Unique tokens after lemmatization: 66580
dog: 69
dogs: 0
run: 260
running: 6
be: 18194
is: 24


In a few cases the word running was apparently used as a noun rather than a verb in the context of the text.

### Stemming

We continue with stemming. Stemming is a text-normalization technique that reduces words to a common root by mechanically removing prefixes or suffixes.

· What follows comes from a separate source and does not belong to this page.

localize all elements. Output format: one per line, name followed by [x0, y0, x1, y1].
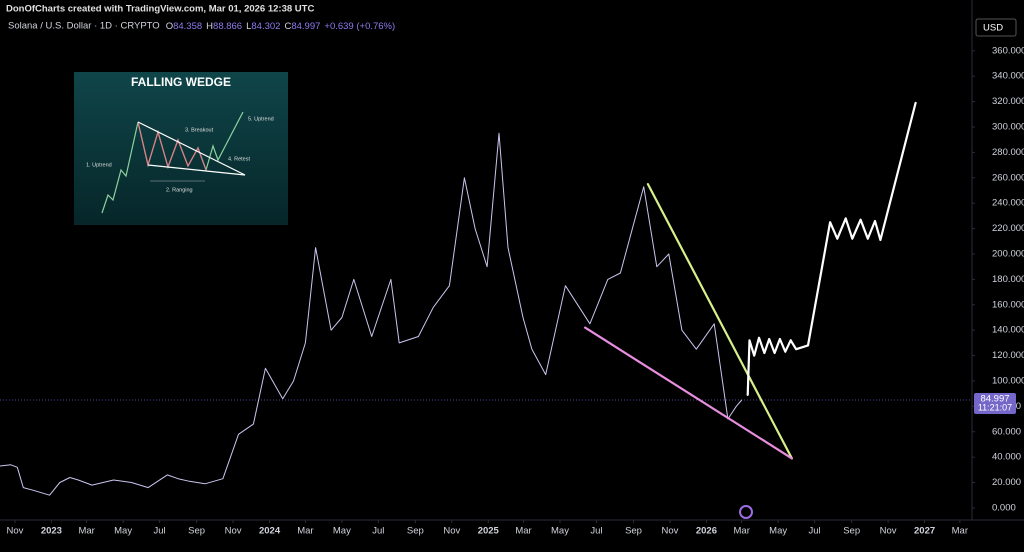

1. "connection" → "connect" (removes -ion, grouping related words)
2. "happiness" → "happi" (removes -ness, but leaves a non-word stem)
3. "studies" → "studi" (the stemmer chops off -es, but the result is not a real word)

How does it compare to a lemmatizer:
1.	"running" → "run" (suffix -ing is stripped)
2.	"mice" → "mice" (unchanged, because most stemmers don’t handle irregular forms)
3.	"is" → "is" (unchanged, a stemmer doesn't know about verbs infinitive)

In [None]:
from nltk.stem import PorterStemmer

stemmer = PorterStemmer()

In [41]:
# Words to lemmatize
words = ["connection", "happiness", "studies", "running", "mice", "is"]

# Apply lemmatizer
lemmas = [stemmer.stem(w) for w in words]

# Print results
for word, lemma in zip(words, lemmas):
    print(f"{word} → {lemma}")

connection → connect
happiness → happi
studies → studi
running → run
mice → mice
is → is


We continue by stemming all words in our books

In [42]:
stemmed_tokens = [stemmer.stem(t.lower()) for t in raw_tokens]
stem_counter = Counter(stemmed_tokens)

In [44]:
print("Unique tokens after stemming:", len(stem_counter))
stem_counter['dog']
# Inspect common stems
stem_counter.most_common(5)

Unique tokens after stemming: 62330


[('the', 35087), ('of', 21489), ('and', 19744), ('to', 16121), ('a', 14892)]

We observe that we have less unique tokens after stemming than after lemmatization. That can make sense, as stemming strips endings more aggressively and merges many forms into the same rough root, whereas lemmatization only combines words when they truly share the same dictionary base form.